Presiden AS Joe Biden dan Raja Arab Saudi Salman berbicara pada hari Rabu tentang menstabilkan harga energi, status pembicaraan nuklir Iran dan perang di Yaman.

Di tengah lonjakan harga minyak tahun ini menjadi sekitar $90 per barel, kedua pemimpin “menegaskan kembali komitmen Amerika Serikat dan Arab Saudi untuk memastikan stabilitas pasokan energi global,” menurut pernyataan Gedung Putih.

Sebuah pernyataan Saudi menggemakan tema itu, mengatakan raja “menekankan pentingnya menjaga keseimbangan dan stabilitas di pasar minyak.”

Raja menggarisbawahi “peran perjanjian OPEC+ yang bersejarah dalam hal ini, dan pentingnya mempertahankan perjanjian itu,” katanya.

OPEC+ — kelompok 23 negara yang dipimpin oleh Arab Saudi dan Rusia — meningkatkan produksi setelah melakukan pemotongan besar-besaran pada tahun 2020 ketika pandemi virus corona menghancurkan permintaan minyak. Beberapa importir utama, termasuk AS, dalam beberapa bulan terakhir meminta aliansi untuk menghidupkan kembali produksi lebih cepat untuk menurunkan harga minyak mentah.

Bensin Melonjak

Harga bensin rata-rata telah melonjak di AS menjadi sekitar $3,80 per galon, tertinggi sejak 2014. Itu berkontribusi pada lonjakan tingkat inflasi negara itu, merugikan pemerintahan Biden menjelang pemilihan paruh waktu pada November.

Di luar energi, sebagian besar seruan tampaknya berfokus pada penguatan kemitraan pertahanan AS-Saudi menyusul serentetan serangan dari pemberontak Houthi Yaman yang didukung Iran di Uni Emirat Arab dan Arab Saudi.

“Presiden menggarisbawahi komitmen AS untuk mendukung Arab Saudi dalam membela rakyat dan wilayahnya dari serangan ini dan dukungan penuh untuk upaya yang dipimpin PBB untuk mengakhiri perang di Yaman,” menurut pernyataan Gedung Putih.

Koalisi yang dipimpin Saudi telah memerangi Houthi sejak 2015. Konflik tersebut telah mendorong penduduk Yaman ke ambang kelaparan. Pada bulan lalu, Houthi menyerang UEA dengan drone dan rudal sebagai pembalasan atas keterlibatannya di Yaman.

AS berencana untuk mengerahkan satu skuadron jet F-22 Lockheed Martin Corp. selain memindahkan kapal perusak berpeluru kendali untuk membantu UEA, anggota koalisi Saudi, dalam menangkis serangan baru.

Pembicaraan Iran

Pernyataan Saudi pada panggilan Biden mengatakan bahwa Salman juga “mengutip dukungan kerajaan terhadap upaya Amerika Serikat untuk mencegah Iran memperoleh senjata nuklir, dan menekankan perlunya bekerja sama untuk melawan kegiatan destabilisasi proksi Iran di wilayah tersebut.”

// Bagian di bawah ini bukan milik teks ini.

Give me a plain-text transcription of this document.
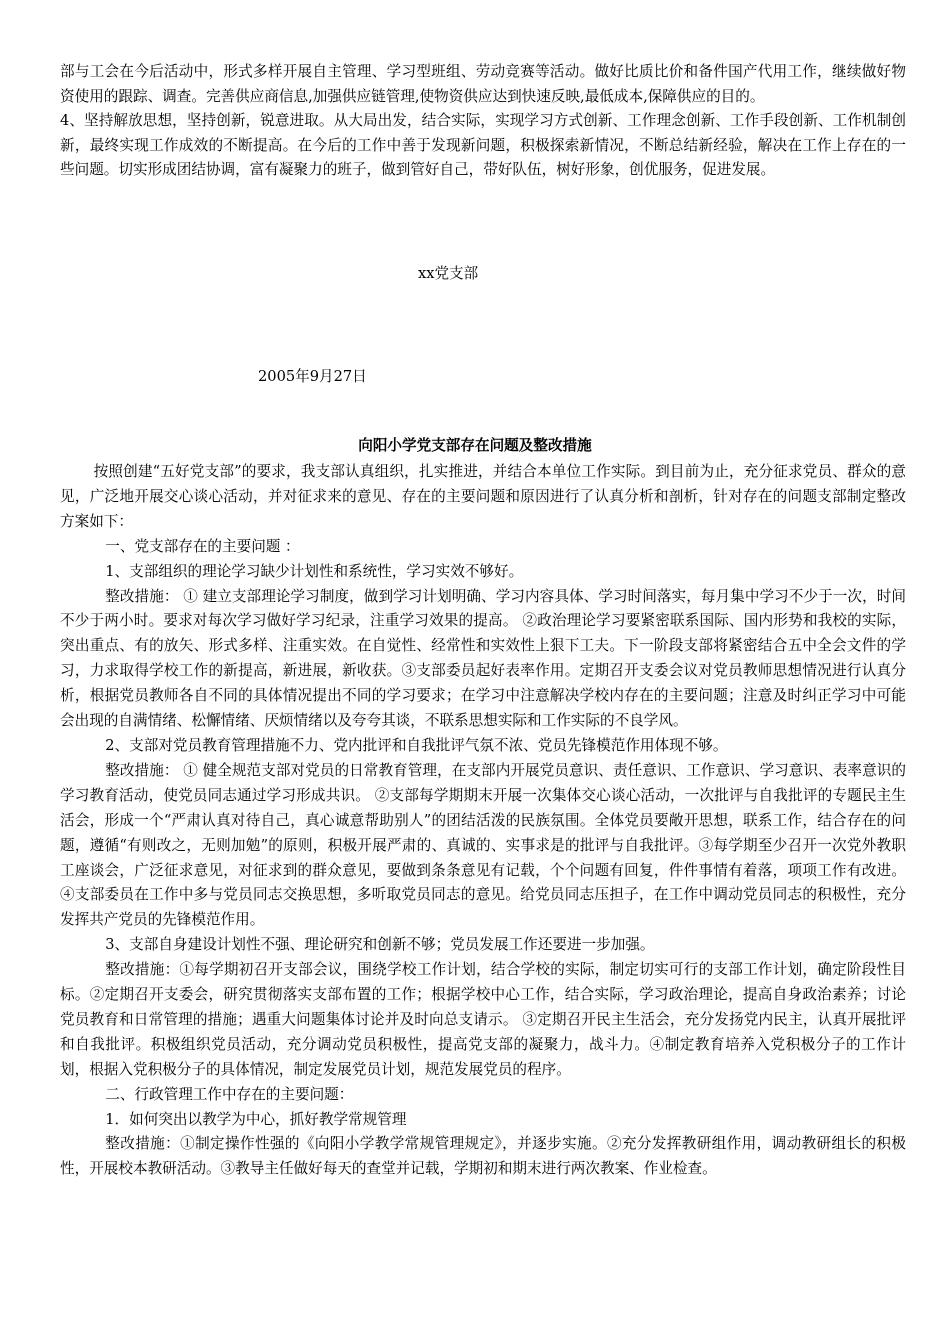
部与工会在今后活动中，形式多样开展自主管理、学习型班组、劳动竞赛等活动。做好比质比价和备件国产代用工作，继续做好物资使用的跟踪、调查。完善供应商信息,加强供应链管理,使物资供应达到快速反映,最低成本,保障供应的目的。

4、坚持解放思想，坚持创新，锐意进取。从大局出发，结合实际，实现学习方式创新、工作理念创新、工作手段创新、工作机制创新，最终实现工作成效的不断提高。在今后的工作中善于发现新问题，积极探索新情况，不断总结新经验，解决在工作上存在的一些问题。切实形成团结协调，富有凝聚力的班子，做到管好自己，带好队伍，树好形象，创优服务，促进发展。

xx党支部
2005年9月27日
向阳小学党支部存在问题及整改措施

按照创建“五好党支部”的要求，我支部认真组织，扎实推进，并结合本单位工作实际。到目前为止，充分征求党员、群众的意见，广泛地开展交心谈心活动，并对征求来的意见、存在的主要问题和原因进行了认真分析和剖析，针对存在的问题支部制定整改方案如下：

一、党支部存在的主要问题 ：

1、支部组织的理论学习缺少计划性和系统性，学习实效不够好。

整改措施： ① 建立支部理论学习制度，做到学习计划明确、学习内容具体、学习时间落实，每月集中学习不少于一次，时间不少于两小时。要求对每次学习做好学习纪录，注重学习效果的提高。 ②政治理论学习要紧密联系国际、国内形势和我校的实际，突出重点、有的放矢、形式多样、注重实效。在自觉性、经常性和实效性上狠下工夫。下一阶段支部将紧密结合五中全会文件的学习，力求取得学校工作的新提高，新进展，新收获。③支部委员起好表率作用。定期召开支委会议对党员教师思想情况进行认真分析，根据党员教师各自不同的具体情况提出不同的学习要求；在学习中注意解决学校内存在的主要问题；注意及时纠正学习中可能会出现的自满情绪、松懈情绪、厌烦情绪以及夸夸其谈，不联系思想实际和工作实际的不良学风。

2、支部对党员教育管理措施不力、党内批评和自我批评气氛不浓、党员先锋模范作用体现不够。

整改措施： ① 健全规范支部对党员的日常教育管理，在支部内开展党员意识、责任意识、工作意识、学习意识、表率意识的学习教育活动，使党员同志通过学习形成共识。 ②支部每学期期末开展一次集体交心谈心活动，一次批评与自我批评的专题民主生活会，形成一个“严肃认真对待自己，真心诚意帮助别人”的团结活泼的民族氛围。全体党员要敞开思想，联系工作，结合存在的问题，遵循“有则改之，无则加勉”的原则，积极开展严肃的、真诚的、实事求是的批评与自我批评。③每学期至少召开一次党外教职工座谈会，广泛征求意见，对征求到的群众意见，要做到条条意见有记载，个个问题有回复，件件事情有着落，项项工作有改进。④支部委员在工作中多与党员同志交换思想，多听取党员同志的意见。给党员同志压担子，在工作中调动党员同志的积极性，充分发挥共产党员的先锋模范作用。

3、支部自身建设计划性不强、理论研究和创新不够；党员发展工作还要进一步加强。

整改措施：①每学期初召开支部会议，围绕学校工作计划，结合学校的实际，制定切实可行的支部工作计划，确定阶段性目标。②定期召开支委会，研究贯彻落实支部布置的工作；根据学校中心工作，结合实际，学习政治理论，提高自身政治素养；讨论党员教育和日常管理的措施；遇重大问题集体讨论并及时向总支请示。 ③定期召开民主生活会，充分发扬党内民主，认真开展批评和自我批评。积极组织党员活动，充分调动党员积极性，提高党支部的凝聚力，战斗力。④制定教育培养入党积极分子的工作计划，根据入党积极分子的具体情况，制定发展党员计划，规范发展党员的程序。

二、行政管理工作中存在的主要问题：

1．如何突出以教学为中心，抓好教学常规管理

整改措施：①制定操作性强的《向阳小学教学常规管理规定》，并逐步实施。②充分发挥教研组作用，调动教研组长的积极性，开展校本教研活动。③教导主任做好每天的查堂并记载，学期初和期末进行两次教案、作业检查。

Biden, Gedung Putih menambahkan, “mencatat komitmennya untuk memastikan bahwa Iran tidak akan pernah dapat memperoleh senjata nuklir dan memberi tahu raja tentang pembicaraan multilateral yang sedang berlangsung untuk membangun kembali kendala pada program nuklir Iran.”

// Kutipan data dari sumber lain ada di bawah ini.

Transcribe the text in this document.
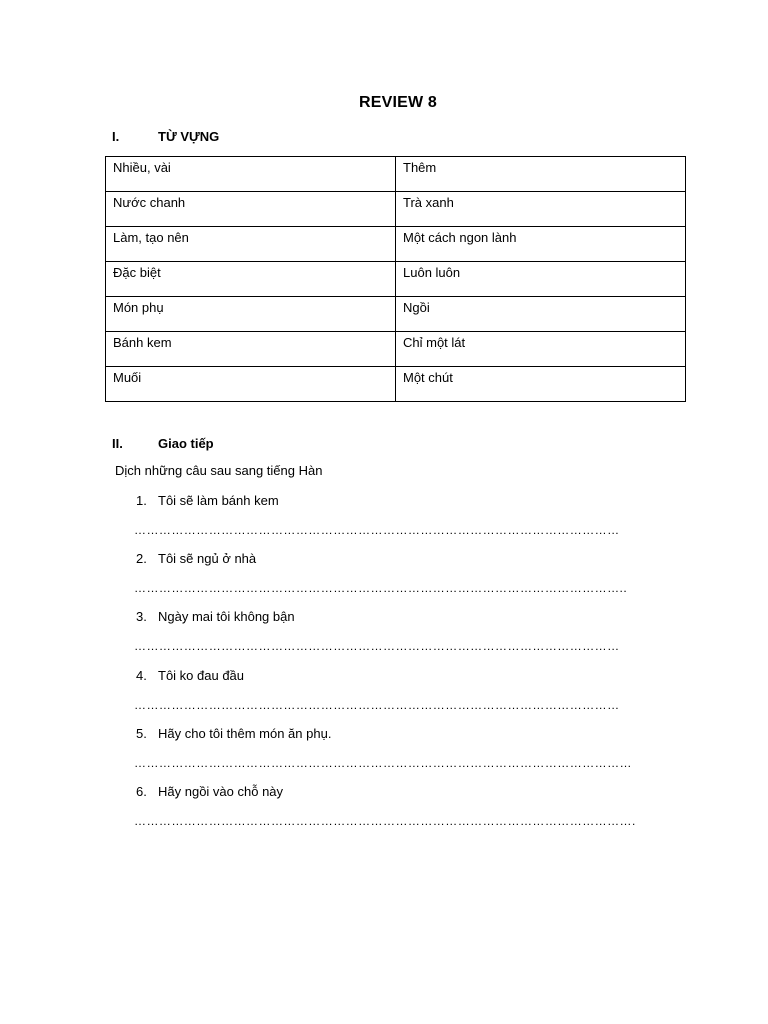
REVIEW 8
I.	TỪ VỰNG
Nhiều, vài	Thêm

Nước chanh	Trà xanh

Làm, tạo nên	Một cách ngon lành

Đặc biệt	Luôn luôn

Món phụ	Ngồi

Bánh kem	Chỉ một lát

Muối	Một chút
II.	Giao tiếp
Dịch những câu sau sang tiếng Hàn
1. Tôi sẽ làm bánh kem
………………………………………………………………………………………………………
2. Tôi sẽ ngủ ở nhà
………………………………………………………………………………………………………..
3. Ngày mai tôi không bận
………………………………………………………………………………………………………
4. Tôi ko đau đầu
………………………………………………………………………………………………………
5. Hãy cho tôi thêm món ăn phụ.
…………………………………………………………………………………………………………
6. Hãy ngồi vào chỗ này
………………………………………………………………………………………………………….
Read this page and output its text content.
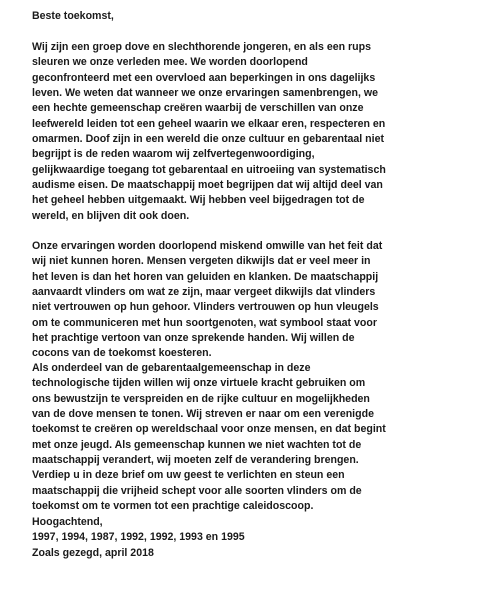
Beste toekomst,
Wij zijn een groep dove en slechthorende jongeren, en als een rups
sleuren we onze verleden mee. We worden doorlopend
geconfronteerd met een overvloed aan beperkingen in ons dagelijks
leven. We weten dat wanneer we onze ervaringen samenbrengen, we
een hechte gemeenschap creëren waarbij de verschillen van onze
leefwereld leiden tot een geheel waarin we elkaar eren, respecteren en
omarmen. Doof zijn in een wereld die onze cultuur en gebarentaal niet
begrijpt is de reden waarom wij zelfvertegenwoordiging,
gelijkwaardige toegang tot gebarentaal en uitroeiing van systematisch
audisme eisen. De maatschappij moet begrijpen dat wij altijd deel van
het geheel hebben uitgemaakt. Wij hebben veel bijgedragen tot de
wereld, en blijven dit ook doen.
Onze ervaringen worden doorlopend miskend omwille van het feit dat
wij niet kunnen horen. Mensen vergeten dikwijls dat er veel meer in
het leven is dan het horen van geluiden en klanken. De maatschappij
aanvaardt vlinders om wat ze zijn, maar vergeet dikwijls dat vlinders
niet vertrouwen op hun gehoor. Vlinders vertrouwen op hun vleugels
om te communiceren met hun soortgenoten, wat symbool staat voor
het prachtige vertoon van onze sprekende handen. Wij willen de
cocons van de toekomst koesteren.
Als onderdeel van de gebarentaalgemeenschap in deze
technologische tijden willen wij onze virtuele kracht gebruiken om
ons bewustzijn te verspreiden en de rijke cultuur en mogelijkheden
van de dove mensen te tonen. Wij streven er naar om een verenigde
toekomst te creëren op wereldschaal voor onze mensen, en dat begint
met onze jeugd. Als gemeenschap kunnen we niet wachten tot de
maatschappij verandert, wij moeten zelf de verandering brengen.
Verdiep u in deze brief om uw geest te verlichten en steun een
maatschappij die vrijheid schept voor alle soorten vlinders om de
toekomst om te vormen tot een prachtige caleidoscoop.
Hoogachtend,
1997, 1994, 1987, 1992, 1992, 1993 en 1995
Zoals gezegd, april 2018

Gedung Putih mengatakan secara terpisah pada hari Rabu bahwa kesepakatan antara Iran dan kekuatan dunia “di depan mata,” sambil menekankan bahwa pembicaraan di Wina masih bisa gagal. Kedua pihak berusaha untuk menghidupkan kembali kesepakatan 2015 yang membatasi kegiatan nuklir Iran dengan imbalan pelonggaran sanksi, termasuk pada ekspor minyak Teheran.

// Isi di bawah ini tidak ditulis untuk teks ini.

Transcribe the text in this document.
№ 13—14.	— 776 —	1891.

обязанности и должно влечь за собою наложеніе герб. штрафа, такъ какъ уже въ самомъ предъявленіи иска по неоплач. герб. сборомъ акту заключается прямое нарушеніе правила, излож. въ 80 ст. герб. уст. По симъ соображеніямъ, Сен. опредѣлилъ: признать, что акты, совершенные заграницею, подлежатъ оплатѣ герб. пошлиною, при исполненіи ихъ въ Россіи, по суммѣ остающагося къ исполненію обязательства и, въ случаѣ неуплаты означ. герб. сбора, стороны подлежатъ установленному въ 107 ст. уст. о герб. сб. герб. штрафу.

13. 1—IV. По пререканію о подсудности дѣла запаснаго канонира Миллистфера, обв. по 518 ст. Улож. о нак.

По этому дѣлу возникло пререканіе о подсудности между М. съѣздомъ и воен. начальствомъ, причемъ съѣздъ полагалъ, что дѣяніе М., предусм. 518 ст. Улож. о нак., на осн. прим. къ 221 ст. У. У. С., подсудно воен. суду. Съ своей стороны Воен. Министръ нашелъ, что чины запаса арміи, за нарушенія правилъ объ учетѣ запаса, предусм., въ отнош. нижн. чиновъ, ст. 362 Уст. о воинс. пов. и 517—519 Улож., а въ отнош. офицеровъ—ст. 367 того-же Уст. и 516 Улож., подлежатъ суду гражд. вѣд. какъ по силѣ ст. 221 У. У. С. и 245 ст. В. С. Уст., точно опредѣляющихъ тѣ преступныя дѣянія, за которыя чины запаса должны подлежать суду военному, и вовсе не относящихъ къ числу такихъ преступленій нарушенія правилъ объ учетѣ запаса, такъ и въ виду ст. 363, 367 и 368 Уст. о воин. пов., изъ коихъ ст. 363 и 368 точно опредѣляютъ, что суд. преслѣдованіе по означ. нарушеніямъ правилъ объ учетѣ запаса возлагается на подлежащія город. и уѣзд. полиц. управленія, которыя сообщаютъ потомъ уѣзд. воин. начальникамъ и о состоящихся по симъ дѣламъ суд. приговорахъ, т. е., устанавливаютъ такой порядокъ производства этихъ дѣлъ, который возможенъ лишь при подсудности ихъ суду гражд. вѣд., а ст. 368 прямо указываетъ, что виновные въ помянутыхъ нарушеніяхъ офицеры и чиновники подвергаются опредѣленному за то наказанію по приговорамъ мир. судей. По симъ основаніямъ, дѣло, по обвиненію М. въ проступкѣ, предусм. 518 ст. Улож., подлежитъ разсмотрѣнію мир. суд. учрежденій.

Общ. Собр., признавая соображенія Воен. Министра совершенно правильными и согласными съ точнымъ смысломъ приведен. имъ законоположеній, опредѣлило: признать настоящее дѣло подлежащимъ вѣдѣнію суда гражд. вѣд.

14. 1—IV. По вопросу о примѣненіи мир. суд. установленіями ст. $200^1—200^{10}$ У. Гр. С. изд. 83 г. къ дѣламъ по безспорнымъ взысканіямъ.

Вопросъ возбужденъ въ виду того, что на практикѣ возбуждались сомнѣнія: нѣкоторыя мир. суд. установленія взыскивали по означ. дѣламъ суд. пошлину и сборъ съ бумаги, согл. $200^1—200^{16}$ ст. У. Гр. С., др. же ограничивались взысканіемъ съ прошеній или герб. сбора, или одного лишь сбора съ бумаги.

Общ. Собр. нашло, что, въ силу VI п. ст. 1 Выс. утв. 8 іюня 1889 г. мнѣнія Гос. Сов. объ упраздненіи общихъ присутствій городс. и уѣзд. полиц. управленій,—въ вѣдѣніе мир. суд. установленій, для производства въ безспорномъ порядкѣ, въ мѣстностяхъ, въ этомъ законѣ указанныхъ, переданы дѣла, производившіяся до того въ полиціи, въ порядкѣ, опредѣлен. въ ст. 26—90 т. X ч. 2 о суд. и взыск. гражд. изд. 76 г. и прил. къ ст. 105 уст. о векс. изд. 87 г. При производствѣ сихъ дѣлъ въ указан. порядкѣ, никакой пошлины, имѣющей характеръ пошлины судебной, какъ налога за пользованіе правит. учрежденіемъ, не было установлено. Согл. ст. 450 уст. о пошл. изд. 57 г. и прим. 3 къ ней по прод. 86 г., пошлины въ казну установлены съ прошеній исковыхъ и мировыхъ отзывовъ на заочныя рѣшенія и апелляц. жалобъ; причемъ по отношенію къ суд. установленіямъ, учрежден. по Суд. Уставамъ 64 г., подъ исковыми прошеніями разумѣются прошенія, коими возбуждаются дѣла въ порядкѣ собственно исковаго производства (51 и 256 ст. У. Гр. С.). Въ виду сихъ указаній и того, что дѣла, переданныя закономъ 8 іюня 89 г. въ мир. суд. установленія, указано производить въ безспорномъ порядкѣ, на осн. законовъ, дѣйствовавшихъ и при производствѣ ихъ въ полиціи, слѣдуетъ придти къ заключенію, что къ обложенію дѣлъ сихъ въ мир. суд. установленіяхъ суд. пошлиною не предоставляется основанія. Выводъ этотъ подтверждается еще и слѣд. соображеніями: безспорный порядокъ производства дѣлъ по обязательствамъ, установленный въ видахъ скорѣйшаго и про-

Sementara Saudi menikmati hubungan dekat dengan pemerintahan Trump, Gedung Putih Biden, meskipun menegaskan aliansi AS dengan kerajaan, sebagian besar telah menjauhi putra raja dan penguasa de facto, Putra Mahkota Mohammed Bin Salman. CIA telah menyimpulkan Pangeran Mohammed kemungkinan menyetujui pembunuhan 2018 kolumnis Washington Post dan kritikus Saudi Jamal Khashoggi di konsulat kerajaan di Istanbul.

Pejabat Saudi telah berulang kali menolak tuduhan itu.